You see, the gimmick for this film is that it’s a first person (like your favorite shoot ‘em up game), one-shot film (a la last year’s Oscar-winning Birdman), told in real time.
It becomes a problem when the sole focus of your film is this “first time it’s ever been done” selling point. In making this your nifty big idea, you’ve left the script to fend for itself, and your performers to struggle through this less-than-perfect dialogue.
That being said, the film deserves high praise for pulling off this “one-take” wonder. Proper choreographing and timing on something like this are of utmost importance, and I can’t begin to imagine the pain-staking work which must go into such a project. For the success on that level, the filmmakers deserve kudos.
The story is quite basic. Taking a cue from Night of the Living Dead, we’ve got a handful of people stuck in a remote farmhouse as flesh-eating meanies roam the property. The person whose eyes we see the story through, Eddie (played by writer/director Ben Samuels) is having problems getting over an addiction and the death of his newborn child. His relationship with his wife Carla (Rosebud Baker) is strained, and they’re having a group of friends over to attempt to find some semblance of normalcy. Some new chemical has been dusted onto their property’s crops , turning anyone exposed into zombies (the Zack Snyder-running variety). A couple of men in black show up to confirm the outbreak and eradicate the problem. Lots of running around, poor dialogue and first-person tricks abound (the early scene of Eddie putting in his contacts was fun and received applause from the audience).
On a positive note, the gore effects are frankly pretty spectacular – again, considering that they all had to be timed perfectly to fit the overall gimmick. Lots of fun blood, bites and other goodies (wait for the entire barn sequence to know what I’m referencing), provided the audience with some actual “oohs” and “aahs” when things got bloody on-screen.
What I found most interesting was the comparison I made in the early introduction scenes. The group of old friends come together after a tragedy, and we get a nice slice-of-life vibe. I was reminded of the party scene in Cloverfield (another found-footage effort). I recall enjoying those early “getting to know you” moments with the characters (as I did in 6:15), but once the action began, I lost interest as well as equilibrium.
The acting is amateurish at best. Again – early on, I bought the performances. There were true feelings of recognition and ease between these old friends. Small details like the lack of hugs between Carla and Todd (Matt Riker) and Todd’s reaction to the hug-snubbing, were real and organic.
You will find a few good scares, but certainly nothing to keep you up at night. Initially, I will say that the filmmakers eeked out a bit of unease and dread (in the cornfields), but the terrible depiction of the government agencies (all throughout the film) was an annoying distraction. And late in the film, a “scientific-type” shows up and it’s utterly unbelievable and ridiculous.
There were far too many holes and inconsistencies in the story. The 9-1-1 call where an operator tells the group that they’d be better off “killing themselves” is a prime example. The fact that the group had to go across the expansive farm to get to one particular vehicle. Yes, I understand that they would have the keys to that one car, but the dozen or so trucks and farm vehicles covering the grounds – certainly Eddie, as the farm’s manager, would have keys to at least a few of these. Also, what actually happened to the group’s first escape car? There was some sort of explosion and then broken glass and the vehicle was then un-useable? What did I miss? And one of the property’s farmhands had lasted through a great portion of the ordeal – never having come to help our core characters or try to escape the farm, despite the fact that he “heard screams”. He stuck around long enough to be attacked by an infected pig and was then conveniently there to explain an important plot point. Hmmm.

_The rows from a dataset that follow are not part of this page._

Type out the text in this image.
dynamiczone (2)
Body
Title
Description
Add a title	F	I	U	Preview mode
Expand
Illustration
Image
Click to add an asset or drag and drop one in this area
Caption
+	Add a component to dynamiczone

And lest anyone bombard me with claims of “you didn’t like it because it gave you motion sickness”, I can assure you that had the piece been filmed traditionally – it still would have failed.

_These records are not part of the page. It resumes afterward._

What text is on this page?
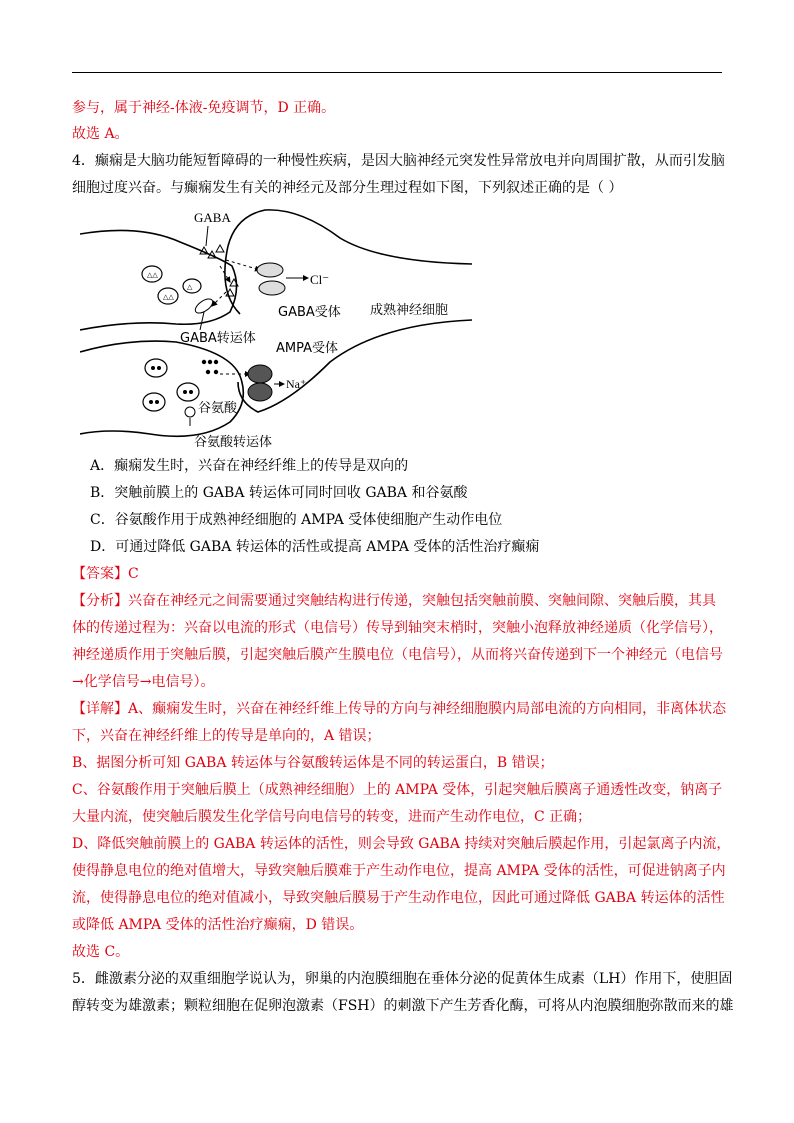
参与，属于神经-体液-免疫调节，D 正确。
故选 A。
4．癫痫是大脑功能短暂障碍的一种慢性疾病，是因大脑神经元突发性异常放电并向周围扩散，从而引发脑
细胞过度兴奋。与癫痫发生有关的神经元及部分生理过程如下图，下列叙述正确的是（ ）
△△
△△
△
GABA
Cl⁻
GABA受体 成熟神经细胞
GABA转运体
AMPA受体
Na⁺
谷氨酸
谷氨酸转运体
A．癫痫发生时，兴奋在神经纤维上的传导是双向的
B．突触前膜上的 GABA 转运体可同时回收 GABA 和谷氨酸
C．谷氨酸作用于成熟神经细胞的 AMPA 受体使细胞产生动作电位
D．可通过降低 GABA 转运体的活性或提高 AMPA 受体的活性治疗癫痫
【答案】C
【分析】兴奋在神经元之间需要通过突触结构进行传递，突触包括突触前膜、突触间隙、突触后膜，其具
体的传递过程为：兴奋以电流的形式（电信号）传导到轴突末梢时，突触小泡释放神经递质（化学信号），
神经递质作用于突触后膜，引起突触后膜产生膜电位（电信号），从而将兴奋传递到下一个神经元（电信号
→化学信号→电信号）。
【详解】A、癫痫发生时，兴奋在神经纤维上传导的方向与神经细胞膜内局部电流的方向相同，非离体状态
下，兴奋在神经纤维上的传导是单向的，A 错误；
B、据图分析可知 GABA 转运体与谷氨酸转运体是不同的转运蛋白，B 错误；
C、谷氨酸作用于突触后膜上（成熟神经细胞）上的 AMPA 受体，引起突触后膜离子通透性改变，钠离子
大量内流，使突触后膜发生化学信号向电信号的转变，进而产生动作电位，C 正确；
D、降低突触前膜上的 GABA 转运体的活性，则会导致 GABA 持续对突触后膜起作用，引起氯离子内流，
使得静息电位的绝对值增大，导致突触后膜难于产生动作电位，提高 AMPA 受体的活性，可促进钠离子内
流，使得静息电位的绝对值减小，导致突触后膜易于产生动作电位，因此可通过降低 GABA 转运体的活性
或降低 AMPA 受体的活性治疗癫痫，D 错误。
故选 C。
5．雌激素分泌的双重细胞学说认为，卵巢的内泡膜细胞在垂体分泌的促黄体生成素（LH）作用下，使胆固
醇转变为雄激素；颗粒细胞在促卵泡激素（FSH）的刺激下产生芳香化酶，可将从内泡膜细胞弥散而来的雄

Being a lover of all things zombie, I’m always on the look-out for the next big revelation in undead cinema. Sadly, 6:15 brings nothing new, aside from the ill-conceived first-person/one take set-up and the absolute necessity to down a couple of Dramamine following the viewing.
6:15 had its world premiere at the opening night of the 15th Annual Shriekfest Horror/Sci-fi Film Festival. There is currently no information regarding an actual release.